Just like that time in Narnia, it's eternal winter here. So, there's not too far I can wander in sub zero temperatures. But it calls for actually sunshine tomorrow, so I'm excited to try out my daughter's snowshoes -- I've never snowshoed before. This is how I envision my snowshoe journey: I will walk up a very steep hill to reach the old railway line; pant and groan for a few minutes, clutching heart; spend several more minutes cursing (and appologizing to God) as I put the snowshoes on. I will begin to walk: lift leg high, put leg down, lift other leg, put leg down, go 2 more steps, fall on face, cuss, get up ..... and repeat this "walk" until I get to where the trail meets my back yard. Then I shall attempt to traverse the deep, deep snow in the back yard rather than go back the way I came. (I shall have the landlords watching for my return and provide them with plenty of rope in case they find me neck deep in said snow.) And that's the first part of what I call a good time.
As part of trying to curb my evening munching, I spent last night denying myself a slice of toast with peanut butter (as evening eating interferes with my sleep as well as being able to fit into my pants). I was successful in this denial only by pondering what was on the menu for my weekend gorgefest.
Yum! Homemade burgers and home fries for tonight. And I have homemade carrot muffins with cream cheese icing. And I used the last of my sour cream and cream cheese to make a delicious Epicure Oregano/Chili dip last night .... which will be really good with those new light, crispy tortilla chips I bought. Then there were visions of teriyaki salmon with fluffy Japanese rice. And another mocha latte with biscotti (after all that snowshoeing). And did I see a Lindt chocolate bar tucked away in the china cabinet? And on Sunday, I'll make a big pot of spicy chili to go with my planned cornbread. OMG! My mouth is watering!
Does anyone else wax poetic in their minds about anticipated food?
Or am I just 6 cats short of being completely hopeless?
I think I mentioned that I'd been feeling down lately. I sometimes have sad days, but this time it's been harder to shake and more dark than I've ever experienced before. I totally blame it on either the Prednizone or Symbicort (both of which come with warnings of mood swings and mental depression). So, I've been taking extra care of myself.
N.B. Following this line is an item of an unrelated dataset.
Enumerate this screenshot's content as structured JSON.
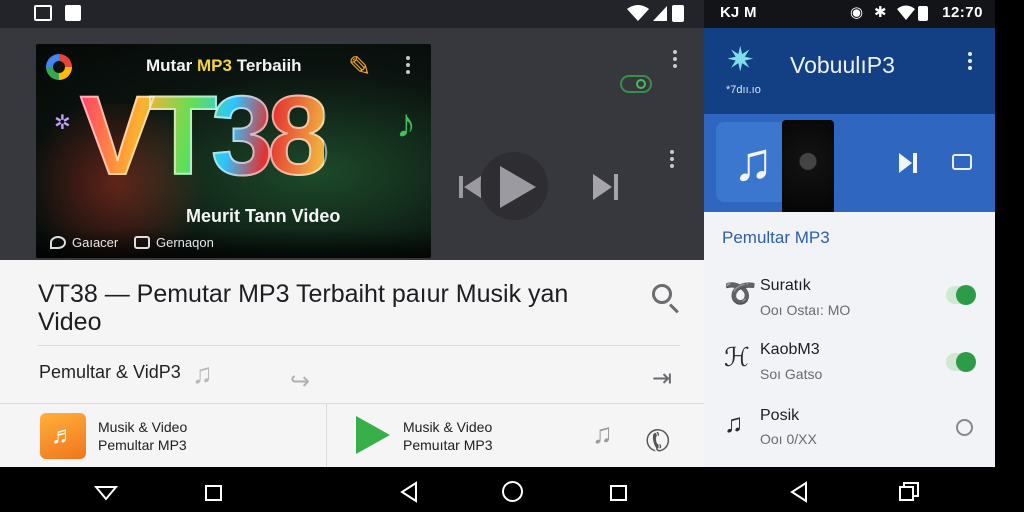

Today, I seem to have shaken my blues, and I feel like I'm finally climbing out of this particular dark hole. I'm sure my hibernation weekend helped. AND getting outside more. AND taking Vitamin D drops. AND feeling physically better and treating myself to a payday breakfast from my favorite cafe was pretty darn nice this morning. Yummy!
But what really worked was a visit from my daughter and her two puppies last night.
Jack the dachund was the first dog in almost 40 years that I fell in love with: he's a anxiety-ridden, quiet, patient, lovely little puppy who loves to visit Nanny's house. He knows where the treats are! He first visited me a year and a half ago and was immediately drawn to the basket where I kept my chargers and phone cords and my yoga balls. At $15, I quickly moved them to a spot where he couldn't reach (which is almost anywhere for a dachund!) But EVERY time he's come to visit, that basket is the first place he goes (even though they're not there any longer). He'll search and search; and when he does finally come to the new hiding place, he'll sit and cry. Nanny consoles him with treats and belly rubs.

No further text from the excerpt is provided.